Luba – Excellent, exactly!

Clint – Awesome.

Clint – Well done. Each of us have a different set of cards that we have to work with. And you’ve taken your set of cards and you’ve said, okay, this, this and this, this is what works for me. And you’ve put it together into a into a wonderful routine. I think we can all look at this and think about our own routines. What I’ve done over the years is similarly, use some steroid injections for a couple of my pip joints, which have always been my like ones that want to battle the hardest and resist lifestyle changes.

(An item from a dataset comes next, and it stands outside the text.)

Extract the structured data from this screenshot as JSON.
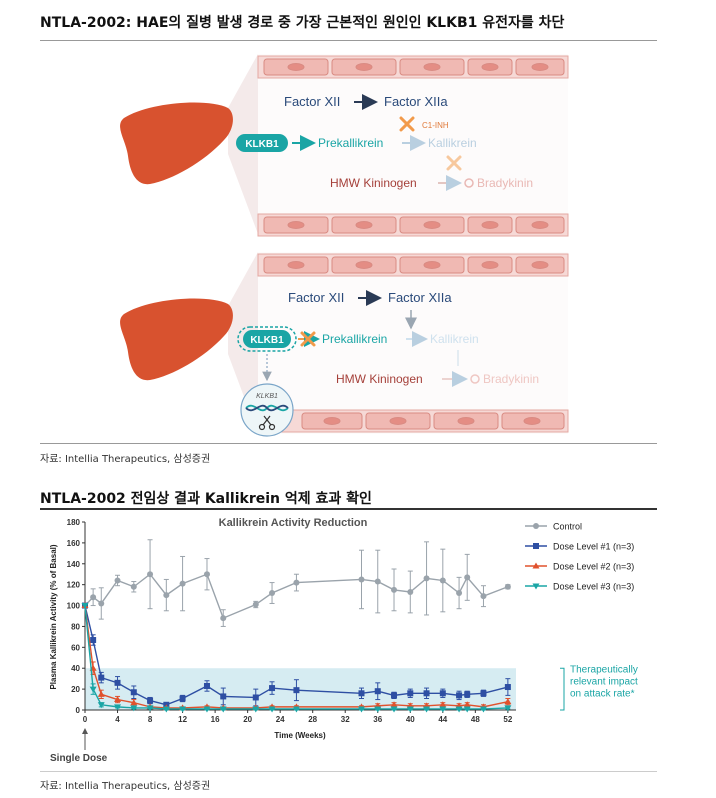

And I think that we’ve got some tools that really work. And sometimes we want to be able to say, hey, you know, I’m doing everything I can. I can lean into a medical intervention that helps me that’s low risk and low systemic side effects. I’ve talked about in the past, the use of steroid injections, particularly into the joints of the knees, which can often be resistant to change despite everything we throw at it too. My left knee responded for like nine years to one steroid injection. So we’ve got to be able to use these things if they work for us.

Clint – Luba, thank you so much. Thanks for being part of our support group. If anyone wants to connect with Luba, I have what I consider the world’s best online support group, where we have myself, medical doctor Renee Thomas, alongside a physical therapist, functional movement coach and all of the community like Luba in there, we help each other. If you’d like to talk to me or one of my team about joining, set up a free call. We’ll go through what’s involved and see if you’re a good fit. Luba, thank you so much. Really appreciate your time and we might meet each other because I’m visiting Florida from time to time. So one day we might actually get a chance to meet in person.

Luba – Please do. Yeah, that’d be great. Okay.

Clint – So thank you so much and all the best and I’ll see you online.

Luba – Thank you for giving me this opportunity. See you soon.